Perkuat Pertanian, Pakar Unwar Sebut Jangan Alergi Bioteknologi

Pertanian padi masih mendominasi lahan i Desa Babahan, Penebel, Tabanan, Bali - NWA

DENPASAR, kanalbali.id –  Inovasi bioteknologi ramah lingkungan atau bioteknologi hijau dipandang sebagai solusi strategis dan revolusioner untuk mencapai ketahanan pangan nasional dan mendorong praktik pertanian berkelanjutan di Indonesia.

“Adopsi bioteknologi di lapangan masih menghadapi tantangan yang signifikan. Salah satu kendala utama adalah penolakan dari sebagian masyarakat dan petani,” kata Dr.
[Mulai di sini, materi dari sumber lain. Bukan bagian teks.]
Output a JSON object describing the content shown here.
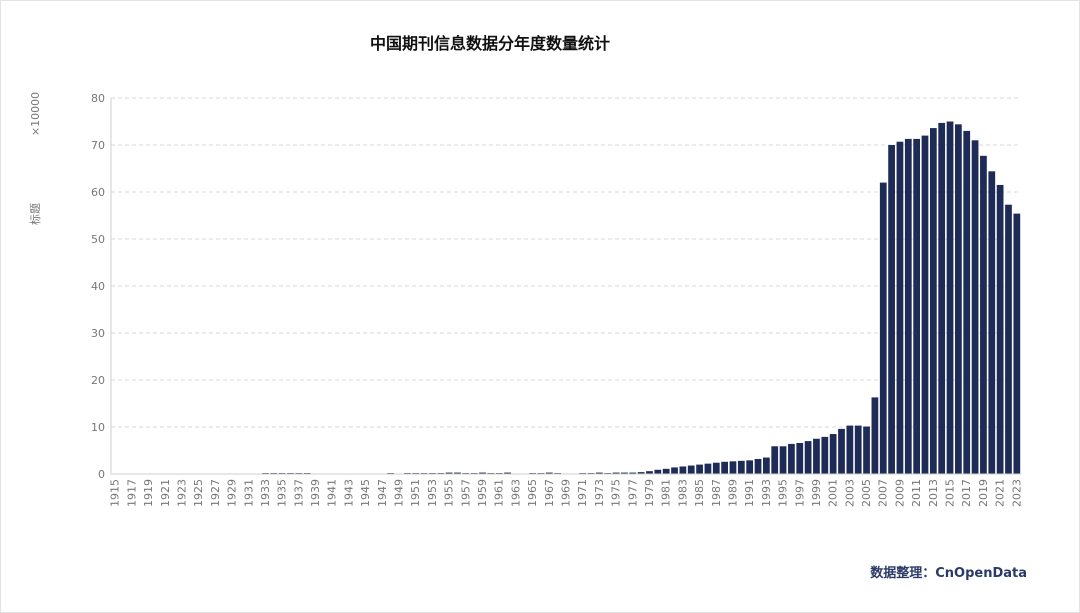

I Nengah Muliarta, S.Si., M.Si., akademisi dari Prodi Agroteknologi, Fakultas Pertanian, Sains dan Teknologi (FPST), Universitas Warmadewa (Unwar), Sabtu (4/10/2025).

“Penolakan ini sering kali berakar pada kurangnya pemahaman yang memadai. Ada kekhawatiran dan persepsi negatif yang menyamaratakan seluruh bioteknologi dengan isu GMO (Genetically Modified Organism), padahal cakupan bioteknologi hijau jauh lebih luas, termasuk pengembangan pupuk hayati dan benih unggul non-rekayasa genetik,” paparnya  dalam seminar nasional bertema “Inovasi Teknologi Pertanian Berbasis Kearifan Lokal Untuk Mendukung Ketahanan Pangan Yang berkelanjutan.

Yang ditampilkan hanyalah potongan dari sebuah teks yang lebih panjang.